Embedded in a document that has principally drawn attention for its pledge to spend $30 billion to kick-start the sputtering domestic economy are sweeping changes to the fundamental business framework of the country. The abrupt overhaul of both the Competition Act and the Investment Canada Act without warning or consultation has the corporate community howling with outrage and opening their wallets for top legal counsel.Of course, it could be that the competition and investment measures themselves are ones which the NDP would ultimately support in substance. But it shouldn't be that difficult to send a public message that even ideas worth pursuing shouldn't be suddenly imposed without consultation.
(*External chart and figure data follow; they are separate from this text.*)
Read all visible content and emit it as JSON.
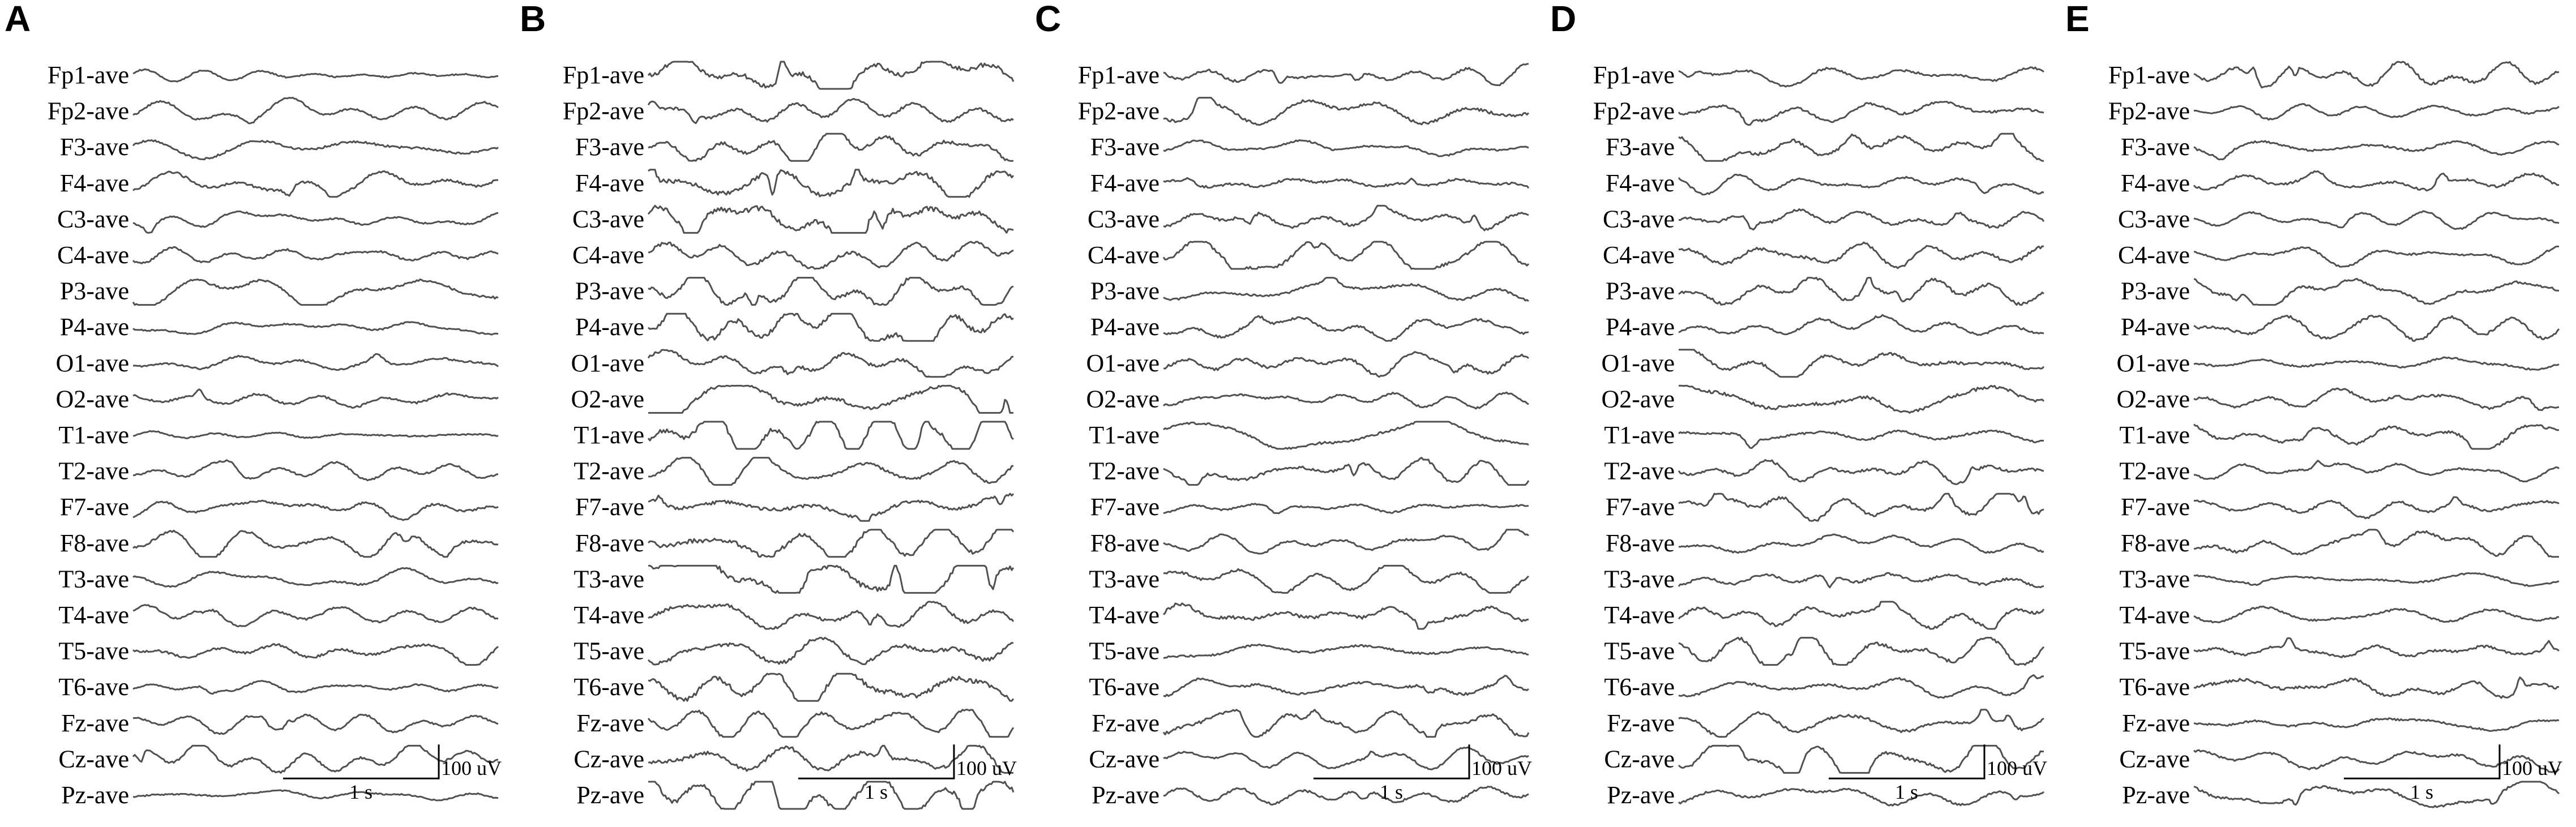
{
  "panels": [
    {
      "letter": "A",
      "time_scale": "1 s",
      "amp_scale": "100 uV",
      "activity": 0.8
    },
    {
      "letter": "B",
      "time_scale": "1 s",
      "amp_scale": "100 uV",
      "activity": 1.6
    },
    {
      "letter": "C",
      "time_scale": "1 s",
      "amp_scale": "100 uV",
      "activity": 1.0
    },
    {
      "letter": "D",
      "time_scale": "1 s",
      "amp_scale": "100 uV",
      "activity": 1.1
    },
    {
      "letter": "E",
      "time_scale": "1 s",
      "amp_scale": "100 uV",
      "activity": 0.9
    }
  ],
  "channels": [
    "Fp1-ave",
    "Fp2-ave",
    "F3-ave",
    "F4-ave",
    "C3-ave",
    "C4-ave",
    "P3-ave",
    "P4-ave",
    "O1-ave",
    "O2-ave",
    "T1-ave",
    "T2-ave",
    "F7-ave",
    "F8-ave",
    "T3-ave",
    "T4-ave",
    "T5-ave",
    "T6-ave",
    "Fz-ave",
    "Cz-ave",
    "Pz-ave"
  ],
  "colors": {
    "trace": "#505050",
    "text": "#000000",
    "background": "#ffffff"
  }
}
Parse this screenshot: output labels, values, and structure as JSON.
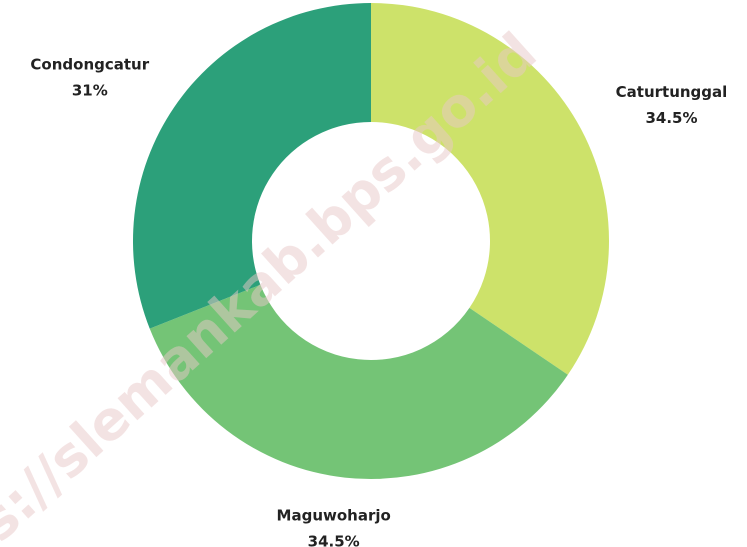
{
  "chart_data": {
    "type": "donut",
    "categories": [
      "Caturtunggal",
      "Maguwoharjo",
      "Condongcatur"
    ],
    "values": [
      34.5,
      34.5,
      31
    ],
    "value_labels": [
      "34.5%",
      "34.5%",
      "31%"
    ],
    "colors": [
      "#cde26a",
      "#74c476",
      "#2ca07a"
    ]
  },
  "watermark": "s://slemankab.bps.go.id"
}
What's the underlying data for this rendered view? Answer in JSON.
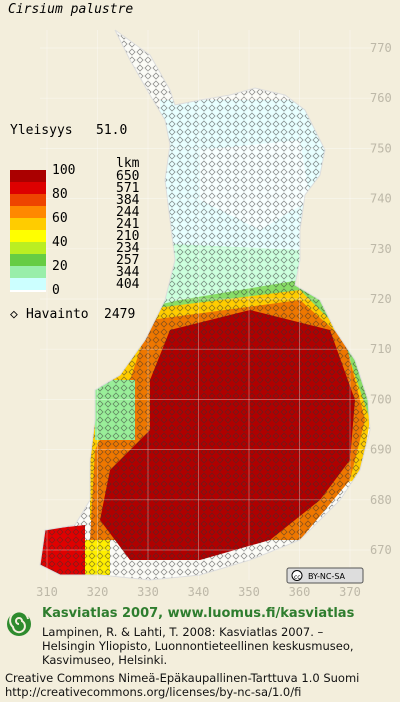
{
  "title": "Cirsium palustre",
  "frequency": {
    "label": "Yleisyys",
    "value": "51.0"
  },
  "legend": {
    "scale_labels": [
      "100",
      "80",
      "60",
      "40",
      "20",
      "0"
    ],
    "count_header": "lkm",
    "counts": [
      650,
      571,
      384,
      244,
      241,
      210,
      234,
      257,
      344,
      404
    ]
  },
  "observations": {
    "label": "Havainto",
    "value": 2479
  },
  "grid_labels": {
    "north": [
      "770",
      "760",
      "750",
      "740",
      "730",
      "720",
      "710",
      "700",
      "690",
      "680",
      "670"
    ],
    "east": [
      "310",
      "320",
      "330",
      "340",
      "350",
      "360",
      "370"
    ]
  },
  "license_badge": "BY-NC-SA",
  "footer": {
    "heading": "Kasviatlas 2007, www.luomus.fi/kasviatlas",
    "citation": [
      "Lampinen, R. & Lahti, T. 2008: Kasviatlas 2007. –",
      "Helsingin Yliopisto, Luonnontieteellinen keskusmuseo,",
      "Kasvimuseo, Helsinki."
    ],
    "license": [
      "Creative Commons Nimeä-Epäkaupallinen-Tarttuva 1.0 Suomi",
      "http://creativecommons.org/licenses/by-nc-sa/1.0/fi"
    ]
  }
}
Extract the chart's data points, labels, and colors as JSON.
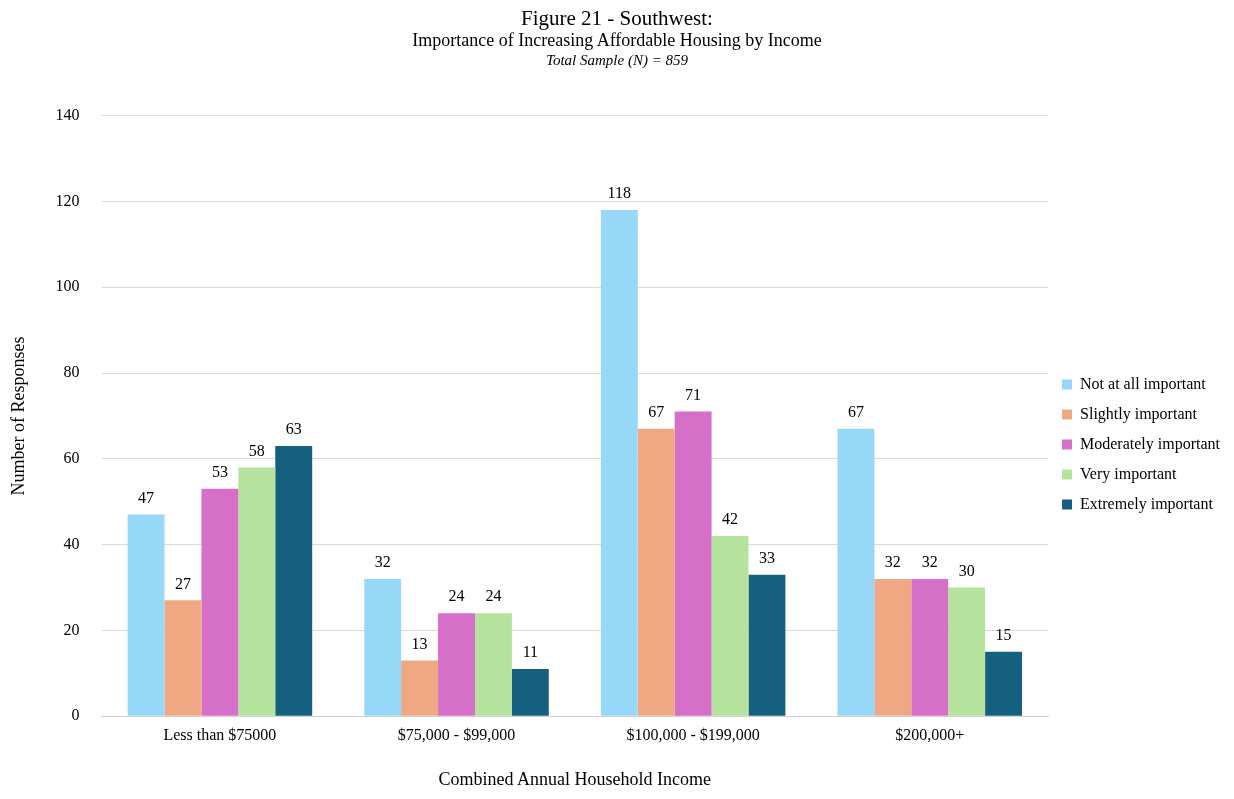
{
  "chart_data": {
    "type": "bar",
    "title": "Figure 21 - Southwest:",
    "subtitle": "Importance of Increasing Affordable Housing by Income",
    "annotations": [
      "Total Sample (N) = 859"
    ],
    "xlabel": "Combined Annual Household Income",
    "ylabel": "Number of Responses",
    "categories": [
      "Less than $75000",
      "$75,000 - $99,000",
      "$100,000 - $199,000",
      "$200,000+"
    ],
    "series": [
      {
        "name": "Not at all important",
        "color": "#97d7f7",
        "values": [
          47,
          32,
          118,
          67
        ]
      },
      {
        "name": "Slightly important",
        "color": "#f0a882",
        "values": [
          27,
          13,
          67,
          32
        ]
      },
      {
        "name": "Moderately important",
        "color": "#d66fc8",
        "values": [
          53,
          24,
          71,
          32
        ]
      },
      {
        "name": "Very important",
        "color": "#b5e29c",
        "values": [
          58,
          24,
          42,
          30
        ]
      },
      {
        "name": "Extremely important",
        "color": "#15607f",
        "values": [
          63,
          11,
          33,
          15
        ]
      }
    ],
    "ylim": [
      0,
      140
    ],
    "yticks": [
      0,
      20,
      40,
      60,
      80,
      100,
      120,
      140
    ],
    "grid": "y",
    "legend": "right",
    "data_labels": true
  }
}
And that goes doubly when the measures would cause uncertainty and instability in the corporate community just as an ineffective government is counting far too much on the private sector to pull Canada out of a recession.
The approach used to introduce the changes reflects that for all the talk of collaboration in tough times, the gap between the government and the business community is as wide as it has ever been...
Their primary concerns are new measures that would exponentially increase the fines charged for anti-competitive behaviour and would freeze assets while a Competition Bureau investigation is under way. Accusations of conspiracy would lose the current "undue effect on competition" test, and leave it to the discretion of the bureau.
For large corporations which typically have hundreds of deals with other companies, it would require a massive and expensive audit and analysis of each one of those transactions...
Those who will be most affected by the changes argue that such important steps should be reviewed carefully and on a standalone basis, rather than being pushed through with the haste of emergency stimulus packages. But the political nuance behind the new rules makes any attempts at concerted objection particularly tricky.
Many of the key elements of the changes this time around first surfaced in Bill C-19 in 2005, which died with Paul Martin's Liberal government. Ironically, several of the Conservatives who were instrumental in fighting Bill C-19 at that time are now involved in pushing it through.
In November 2005, James Rajotte was the Conservative industry critic and he argued passionately against the passage Bill C-19 at industry committee hearings. Specifically, he is on record urging more thorough consultation before the measures (which are largely intact this time around) proceed any further.
Mr. Rajotte is now head of the parliamentary finance committee, which is attempting to push through the budget legislation as quickly as possible.
From there, if a combined effort from the NDP and business leaders can pressure the Cons into pulling a couple of the elements of the budget out for further consultation, then it's hard to see how they'd justify doing otherwise when it comes to the parts of the budget bill dealing with pay equity and other issues. Which means that a temporary joint effort with corporate Canada may be the best way for the NDP to ultimately influence what does and doesn't get passed in the budget.